Considerato che il Tribunale di Torino in composizione collegiale ha sollevato, in riferimento agli artt. 24, secondo comma, e 111, secondo comma, della Costituzione, questione di legittimità costituzionale dell’art. 10, commi 1 e 2, del decreto legislativo 17 gennaio 2003, n. 5 (Definizione dei procedimenti in materia di diritto societario e di intermediazione finanziaria, nonché in materia bancaria e creditizia, in attuazione dell’art. 12 della legge 3 ottobre 2001, n. 366), nella parte in cui non prevede la facoltà per la parte attrice di dedurre la prova contraria quando la parte convenuta richieda, come è sua facoltà quando non proponga domande riconvenzionali o eccezioni non rilevabili d’ufficio, la fissazione d’udienza senza concedere a controparte il termine di cui all’art. 4, comma 2, del d.lgs n. 5 del 2003;

che il remittente ha omesso la compiuta descrizione della fattispecie controversa, limitandosi a riferire che la convenuta nella comparsa di costituzione ha dedotto prove, provocando poi, con la presentazione dell’istanza di fissazione dell’udienza, la decadenza degli attori dal potere di chiedere la prova contraria, con conseguente lesione del diritto di difesa degli attori e violazione del principio del contraddittorio;

che nell’ordinanza di remissione si afferma apoditticamente che la convenuta, non avendo proposto domande riconvenzionali o eccezioni non rilevabili d’ufficio, aveva facoltà di chiedere la fissazione dell’udienza;

che manca ogni argomentazione sui rapporti tra le norme regolatrici dell’istanza di fissazione dell’udienza nonché del controllo sulla relativa legittimità e quelle che stabiliscono le conseguenze processuali da essa prodotte;

che la motivazione dell’ordinanza è, pertanto, carente sia sotto il profilo della rilevanza sia riguardo alla individuazione del quadro normativo e al giudizio di non manifesta infondatezza;

che da tali carenze consegue la manifesta inammissibilità della questione.

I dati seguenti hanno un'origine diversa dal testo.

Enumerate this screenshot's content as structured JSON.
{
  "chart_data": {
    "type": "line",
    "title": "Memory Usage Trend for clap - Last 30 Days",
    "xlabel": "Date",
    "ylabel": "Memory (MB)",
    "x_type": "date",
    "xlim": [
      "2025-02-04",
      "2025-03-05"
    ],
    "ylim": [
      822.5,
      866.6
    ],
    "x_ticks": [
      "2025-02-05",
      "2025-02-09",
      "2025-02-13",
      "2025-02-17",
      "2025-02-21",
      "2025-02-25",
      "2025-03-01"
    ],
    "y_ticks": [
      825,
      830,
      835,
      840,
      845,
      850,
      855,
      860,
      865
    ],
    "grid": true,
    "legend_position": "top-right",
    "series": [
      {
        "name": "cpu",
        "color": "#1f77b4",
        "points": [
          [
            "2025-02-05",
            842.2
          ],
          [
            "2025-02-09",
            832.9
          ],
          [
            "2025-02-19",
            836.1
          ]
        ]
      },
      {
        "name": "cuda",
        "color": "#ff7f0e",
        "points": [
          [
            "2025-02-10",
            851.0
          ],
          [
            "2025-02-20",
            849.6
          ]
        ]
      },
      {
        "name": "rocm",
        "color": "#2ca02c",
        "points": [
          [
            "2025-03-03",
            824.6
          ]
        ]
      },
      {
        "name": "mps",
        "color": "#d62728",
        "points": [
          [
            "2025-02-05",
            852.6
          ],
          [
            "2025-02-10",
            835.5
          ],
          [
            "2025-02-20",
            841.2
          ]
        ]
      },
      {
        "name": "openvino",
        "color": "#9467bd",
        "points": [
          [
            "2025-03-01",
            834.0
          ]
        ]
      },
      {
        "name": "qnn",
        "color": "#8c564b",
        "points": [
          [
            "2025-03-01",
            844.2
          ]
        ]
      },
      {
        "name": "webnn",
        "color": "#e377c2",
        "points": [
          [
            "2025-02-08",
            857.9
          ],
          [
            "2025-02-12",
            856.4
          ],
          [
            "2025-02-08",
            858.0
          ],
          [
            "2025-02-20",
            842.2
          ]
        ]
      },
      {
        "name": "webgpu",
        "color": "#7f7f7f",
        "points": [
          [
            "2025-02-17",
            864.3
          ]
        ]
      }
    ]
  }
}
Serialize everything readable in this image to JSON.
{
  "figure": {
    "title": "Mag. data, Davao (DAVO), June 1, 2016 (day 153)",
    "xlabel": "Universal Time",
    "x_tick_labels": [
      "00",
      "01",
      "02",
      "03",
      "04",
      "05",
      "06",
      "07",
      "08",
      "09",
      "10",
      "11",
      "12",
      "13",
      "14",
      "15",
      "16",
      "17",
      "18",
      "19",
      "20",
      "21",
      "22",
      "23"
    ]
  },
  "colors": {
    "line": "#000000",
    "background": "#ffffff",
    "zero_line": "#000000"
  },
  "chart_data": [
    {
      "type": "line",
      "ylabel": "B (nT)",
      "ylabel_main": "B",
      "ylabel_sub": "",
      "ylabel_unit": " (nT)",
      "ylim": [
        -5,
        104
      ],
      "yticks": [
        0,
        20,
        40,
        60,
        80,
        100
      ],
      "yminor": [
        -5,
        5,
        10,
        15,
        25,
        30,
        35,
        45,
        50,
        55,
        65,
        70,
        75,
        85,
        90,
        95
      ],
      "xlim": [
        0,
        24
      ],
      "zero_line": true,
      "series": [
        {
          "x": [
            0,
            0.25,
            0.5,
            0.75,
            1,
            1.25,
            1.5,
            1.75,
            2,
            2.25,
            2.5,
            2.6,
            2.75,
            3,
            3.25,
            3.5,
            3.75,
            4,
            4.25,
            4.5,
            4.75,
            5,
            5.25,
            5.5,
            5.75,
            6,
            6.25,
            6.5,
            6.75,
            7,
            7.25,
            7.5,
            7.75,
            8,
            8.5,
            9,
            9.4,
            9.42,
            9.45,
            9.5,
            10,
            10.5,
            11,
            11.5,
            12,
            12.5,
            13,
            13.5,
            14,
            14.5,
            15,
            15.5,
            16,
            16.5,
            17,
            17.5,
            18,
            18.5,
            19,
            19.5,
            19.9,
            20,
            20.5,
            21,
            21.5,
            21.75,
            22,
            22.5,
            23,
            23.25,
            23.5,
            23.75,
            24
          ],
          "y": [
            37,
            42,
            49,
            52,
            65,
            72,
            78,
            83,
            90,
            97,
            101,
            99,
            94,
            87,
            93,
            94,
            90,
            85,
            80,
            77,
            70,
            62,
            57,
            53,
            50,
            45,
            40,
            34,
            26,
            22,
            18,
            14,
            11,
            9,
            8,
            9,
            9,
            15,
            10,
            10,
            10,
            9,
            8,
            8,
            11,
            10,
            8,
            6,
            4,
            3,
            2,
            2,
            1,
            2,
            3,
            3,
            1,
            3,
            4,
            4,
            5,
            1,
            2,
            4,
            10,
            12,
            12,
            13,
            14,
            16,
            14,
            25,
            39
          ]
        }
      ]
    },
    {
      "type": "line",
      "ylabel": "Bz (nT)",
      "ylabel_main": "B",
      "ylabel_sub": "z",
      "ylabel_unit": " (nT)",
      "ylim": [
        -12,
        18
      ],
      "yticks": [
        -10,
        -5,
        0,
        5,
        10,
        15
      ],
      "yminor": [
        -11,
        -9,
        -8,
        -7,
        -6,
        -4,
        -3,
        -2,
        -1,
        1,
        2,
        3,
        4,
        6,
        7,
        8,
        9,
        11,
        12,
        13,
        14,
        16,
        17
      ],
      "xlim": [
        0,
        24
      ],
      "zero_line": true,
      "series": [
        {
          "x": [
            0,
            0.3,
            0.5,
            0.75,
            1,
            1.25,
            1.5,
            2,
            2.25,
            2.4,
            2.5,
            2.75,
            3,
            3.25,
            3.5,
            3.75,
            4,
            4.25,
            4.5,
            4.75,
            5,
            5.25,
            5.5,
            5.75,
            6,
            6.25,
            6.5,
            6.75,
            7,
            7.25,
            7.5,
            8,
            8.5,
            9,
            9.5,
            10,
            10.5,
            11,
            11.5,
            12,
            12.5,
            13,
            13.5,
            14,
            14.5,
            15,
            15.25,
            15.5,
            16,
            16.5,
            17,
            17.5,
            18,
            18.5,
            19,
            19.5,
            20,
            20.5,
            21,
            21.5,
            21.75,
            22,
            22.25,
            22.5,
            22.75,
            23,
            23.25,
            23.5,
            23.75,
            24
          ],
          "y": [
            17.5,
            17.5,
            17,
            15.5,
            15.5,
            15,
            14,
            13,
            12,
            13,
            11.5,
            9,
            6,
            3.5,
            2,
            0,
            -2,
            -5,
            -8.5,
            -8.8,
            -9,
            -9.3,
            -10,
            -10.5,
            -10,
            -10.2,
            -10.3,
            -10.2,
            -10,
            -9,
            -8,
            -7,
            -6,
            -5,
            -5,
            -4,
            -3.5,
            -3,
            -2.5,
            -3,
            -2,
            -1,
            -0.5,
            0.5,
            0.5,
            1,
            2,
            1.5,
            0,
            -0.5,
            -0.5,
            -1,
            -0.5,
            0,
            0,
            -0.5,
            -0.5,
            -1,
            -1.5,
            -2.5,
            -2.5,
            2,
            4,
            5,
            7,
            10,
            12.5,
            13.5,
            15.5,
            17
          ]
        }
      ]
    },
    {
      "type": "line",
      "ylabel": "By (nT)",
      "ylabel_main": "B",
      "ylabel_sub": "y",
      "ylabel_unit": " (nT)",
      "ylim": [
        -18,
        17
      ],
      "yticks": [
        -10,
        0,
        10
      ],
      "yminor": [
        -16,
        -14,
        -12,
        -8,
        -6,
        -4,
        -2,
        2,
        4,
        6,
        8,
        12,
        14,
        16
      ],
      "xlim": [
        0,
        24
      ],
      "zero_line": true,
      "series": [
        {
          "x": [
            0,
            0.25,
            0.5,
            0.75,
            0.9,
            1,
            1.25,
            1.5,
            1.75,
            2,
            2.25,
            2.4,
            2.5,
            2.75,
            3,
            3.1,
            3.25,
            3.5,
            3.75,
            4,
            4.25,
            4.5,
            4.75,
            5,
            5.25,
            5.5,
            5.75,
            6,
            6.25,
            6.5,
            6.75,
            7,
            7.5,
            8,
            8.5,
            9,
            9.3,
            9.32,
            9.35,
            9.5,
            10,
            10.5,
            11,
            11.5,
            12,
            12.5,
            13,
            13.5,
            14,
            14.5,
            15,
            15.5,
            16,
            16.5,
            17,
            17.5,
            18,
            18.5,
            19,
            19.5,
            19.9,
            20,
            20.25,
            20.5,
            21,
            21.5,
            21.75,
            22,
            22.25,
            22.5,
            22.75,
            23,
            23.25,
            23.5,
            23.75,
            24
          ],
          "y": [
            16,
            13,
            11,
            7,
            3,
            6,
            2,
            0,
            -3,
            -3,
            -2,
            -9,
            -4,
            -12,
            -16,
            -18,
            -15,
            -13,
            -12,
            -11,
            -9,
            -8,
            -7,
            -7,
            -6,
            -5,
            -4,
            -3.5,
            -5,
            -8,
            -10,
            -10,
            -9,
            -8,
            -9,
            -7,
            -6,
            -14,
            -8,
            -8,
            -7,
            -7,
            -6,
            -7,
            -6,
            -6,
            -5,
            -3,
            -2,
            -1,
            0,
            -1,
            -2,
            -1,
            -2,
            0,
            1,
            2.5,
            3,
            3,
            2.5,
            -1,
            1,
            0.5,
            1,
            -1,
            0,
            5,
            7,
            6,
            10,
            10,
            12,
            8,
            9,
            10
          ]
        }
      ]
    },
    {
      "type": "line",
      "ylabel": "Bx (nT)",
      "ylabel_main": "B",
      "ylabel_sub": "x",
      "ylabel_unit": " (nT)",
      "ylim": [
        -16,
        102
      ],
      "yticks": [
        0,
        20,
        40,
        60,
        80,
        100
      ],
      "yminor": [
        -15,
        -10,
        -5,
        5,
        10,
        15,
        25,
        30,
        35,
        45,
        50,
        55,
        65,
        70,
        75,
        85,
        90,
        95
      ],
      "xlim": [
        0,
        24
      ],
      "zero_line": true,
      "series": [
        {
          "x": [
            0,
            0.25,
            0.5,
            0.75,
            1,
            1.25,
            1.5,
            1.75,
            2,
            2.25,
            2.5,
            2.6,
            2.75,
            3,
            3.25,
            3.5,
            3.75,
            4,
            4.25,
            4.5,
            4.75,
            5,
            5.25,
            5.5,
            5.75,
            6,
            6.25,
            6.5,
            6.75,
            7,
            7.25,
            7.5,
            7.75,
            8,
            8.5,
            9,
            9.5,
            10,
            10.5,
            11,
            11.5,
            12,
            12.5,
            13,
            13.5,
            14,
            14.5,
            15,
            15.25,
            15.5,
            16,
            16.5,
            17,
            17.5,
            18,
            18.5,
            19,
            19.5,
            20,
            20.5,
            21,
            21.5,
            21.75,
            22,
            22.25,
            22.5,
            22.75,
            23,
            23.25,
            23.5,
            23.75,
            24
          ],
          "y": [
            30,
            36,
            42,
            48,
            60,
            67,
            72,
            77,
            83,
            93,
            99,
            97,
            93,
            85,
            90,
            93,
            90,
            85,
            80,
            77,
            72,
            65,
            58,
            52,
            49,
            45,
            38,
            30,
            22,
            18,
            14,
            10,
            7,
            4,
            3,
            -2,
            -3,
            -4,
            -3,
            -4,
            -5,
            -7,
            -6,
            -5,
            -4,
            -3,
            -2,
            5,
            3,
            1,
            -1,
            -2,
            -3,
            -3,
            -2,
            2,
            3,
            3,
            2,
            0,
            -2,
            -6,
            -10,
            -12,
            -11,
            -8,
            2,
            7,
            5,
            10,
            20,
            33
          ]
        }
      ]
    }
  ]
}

Visti gli artt. 26, secondo comma, della legge 11 marzo 1953, n. 87, e 9, comma 2, delle norme integrative per i giudizi davanti alla Corte costituzionale.

per questi motivi

LA CORTE COSTITUZIONALE

dichiara la manifesta inammissibilità della questione di legittimità costituzionale dell’art. 10, commi 1 e 2, del decreto legislativo 17 gennaio 2003, n. 5 (Definizione dei procedimenti in materia di diritto societario e di intermediazione finanziaria, nonché in materia bancaria e creditizia, in attuazione dell’articolo 12 della legge 3 ottobre 2001, n. 366), sollevata, in riferimento agli artt. 24, secondo comma, e 111, secondo comma, della Costituzione, dal Tribunale di Torino con l’ordinanza indicata in epigrafe.

Così deciso in Roma, nella sede della Corte costituzionale, Palazzo della Consulta, il 6 dicembre 2006.

F.to:

Franco BILE, Presidente

Francesco AMIRANTE, Redattore

Depositata in Cancelleria il 19 dicembre 2006.